Rucaparib is a potent inhibitor of PARP-1, PARP-2 and PARP-3 and has been investigated in different Phase II and 3 studies as treatment for patients with progressive EOC after at least two previous lines of chemotherapy and as maintenance treatment following response to platinum-based chemotherapy for platinum-sensitive relapse.24,42,46 The FDA has approved oral rucaparib 600 mg bid as treatment for patients with deleterious BRCA1/2-mutated (germline or somatic) EOC who had received ≥2 previous lines of chemotherapy. Along with rucaparib, the FDA also approved the first NGS-based companion diagnostic (FoundationFocus CDxBRCA test) to assess BRCA1/2 mutation in the tumor tissue to select the patients who could benefit the most from rucaparib.

Subsequently, the ARIEL 3 study has established the role of rucaparib as maintenance treatment following response to platinum-based chemotherapy for platinum-sensitive relapse of HGOC. PFS was significantly better in patients treated with rucaparib in the different cohorts: deleterious BRCA1/2 mutation, HRD and ITT population.42 The Foundation Medicine NGS assay was confirmed to be a useful tool to select patients who will benefit the most from rucaparib; however, it cannot be used as a predictive biomarker as benefit from rucaparib has been observed in patients with BRCA–wild-type and LOH-low tumors.42

Whilst different PARP inhibitors have been shown to be active, a direct comparative analysis of agents is not feasible. This is primarily due to the fact that trials assessing olaparib, niraparib, veliparib and rucaparib differ from one another in selection of patients (only BRCA1/2-mutated or also BRCA1/2–wild-type), HRD definition, study design, inclusion or exclusion of patients with residual bulky disease or abnormal CA-125 level for maintenance studies. Moreover, each PARP inhibitor has its characteristic toxicity profile.

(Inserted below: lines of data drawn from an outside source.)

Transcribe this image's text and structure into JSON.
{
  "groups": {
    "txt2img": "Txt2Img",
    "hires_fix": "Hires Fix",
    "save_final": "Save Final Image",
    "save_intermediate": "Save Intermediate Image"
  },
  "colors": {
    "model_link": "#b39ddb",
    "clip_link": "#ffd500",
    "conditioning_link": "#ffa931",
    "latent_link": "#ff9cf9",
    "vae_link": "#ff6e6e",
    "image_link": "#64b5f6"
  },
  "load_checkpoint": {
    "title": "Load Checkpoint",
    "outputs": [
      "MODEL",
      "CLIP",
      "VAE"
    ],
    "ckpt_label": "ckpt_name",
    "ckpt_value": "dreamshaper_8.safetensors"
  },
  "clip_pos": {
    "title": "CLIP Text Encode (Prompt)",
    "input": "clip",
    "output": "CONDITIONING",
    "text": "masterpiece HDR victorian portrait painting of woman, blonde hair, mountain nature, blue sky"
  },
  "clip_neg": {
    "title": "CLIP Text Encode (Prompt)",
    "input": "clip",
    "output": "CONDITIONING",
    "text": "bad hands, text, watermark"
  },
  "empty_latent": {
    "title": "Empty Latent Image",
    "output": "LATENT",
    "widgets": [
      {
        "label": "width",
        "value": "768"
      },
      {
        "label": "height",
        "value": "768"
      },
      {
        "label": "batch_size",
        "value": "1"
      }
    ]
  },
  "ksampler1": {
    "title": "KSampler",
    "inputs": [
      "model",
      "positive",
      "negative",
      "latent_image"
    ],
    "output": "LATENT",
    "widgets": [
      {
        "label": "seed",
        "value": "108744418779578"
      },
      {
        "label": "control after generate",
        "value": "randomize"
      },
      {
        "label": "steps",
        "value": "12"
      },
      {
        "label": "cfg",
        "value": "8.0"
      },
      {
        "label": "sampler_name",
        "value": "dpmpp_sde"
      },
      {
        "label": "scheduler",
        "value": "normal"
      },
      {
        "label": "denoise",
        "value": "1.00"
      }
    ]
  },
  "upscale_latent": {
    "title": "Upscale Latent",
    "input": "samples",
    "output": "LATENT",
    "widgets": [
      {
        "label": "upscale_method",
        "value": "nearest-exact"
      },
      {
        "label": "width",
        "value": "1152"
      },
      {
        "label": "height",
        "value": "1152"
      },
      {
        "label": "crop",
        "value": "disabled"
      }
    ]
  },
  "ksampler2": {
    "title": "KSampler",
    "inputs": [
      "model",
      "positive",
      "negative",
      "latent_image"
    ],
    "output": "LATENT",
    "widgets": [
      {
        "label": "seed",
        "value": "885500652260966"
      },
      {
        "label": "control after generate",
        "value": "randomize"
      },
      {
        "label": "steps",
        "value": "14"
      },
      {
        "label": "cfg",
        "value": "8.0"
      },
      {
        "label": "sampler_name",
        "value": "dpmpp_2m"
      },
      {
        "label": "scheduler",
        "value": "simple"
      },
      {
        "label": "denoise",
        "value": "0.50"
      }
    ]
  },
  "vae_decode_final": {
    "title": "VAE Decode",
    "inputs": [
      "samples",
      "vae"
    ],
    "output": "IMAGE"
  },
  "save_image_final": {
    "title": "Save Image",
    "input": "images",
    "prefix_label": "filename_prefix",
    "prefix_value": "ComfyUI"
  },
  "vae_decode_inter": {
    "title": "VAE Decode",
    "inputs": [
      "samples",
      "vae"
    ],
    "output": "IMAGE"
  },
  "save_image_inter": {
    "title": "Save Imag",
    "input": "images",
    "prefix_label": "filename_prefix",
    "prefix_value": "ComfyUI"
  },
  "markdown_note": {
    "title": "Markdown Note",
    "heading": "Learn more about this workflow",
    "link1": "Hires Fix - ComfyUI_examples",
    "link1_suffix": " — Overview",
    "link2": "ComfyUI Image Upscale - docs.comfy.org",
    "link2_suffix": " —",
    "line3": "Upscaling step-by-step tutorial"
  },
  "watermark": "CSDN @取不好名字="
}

Further research is warranted to define biomarkers that are able to predict PARP inhibitor activity, to overcome mechanisms of PARP inhibitors resistance and investigate the appropriate combination of PARP inhibitors with other agents like immune checkpoint inhibitors, cell cycle inhibitors or other DNA damaging agents such as chemotherapy and radiotherapy.

Footnotes

Disclosure

The authors report no conflicts of interest in this work.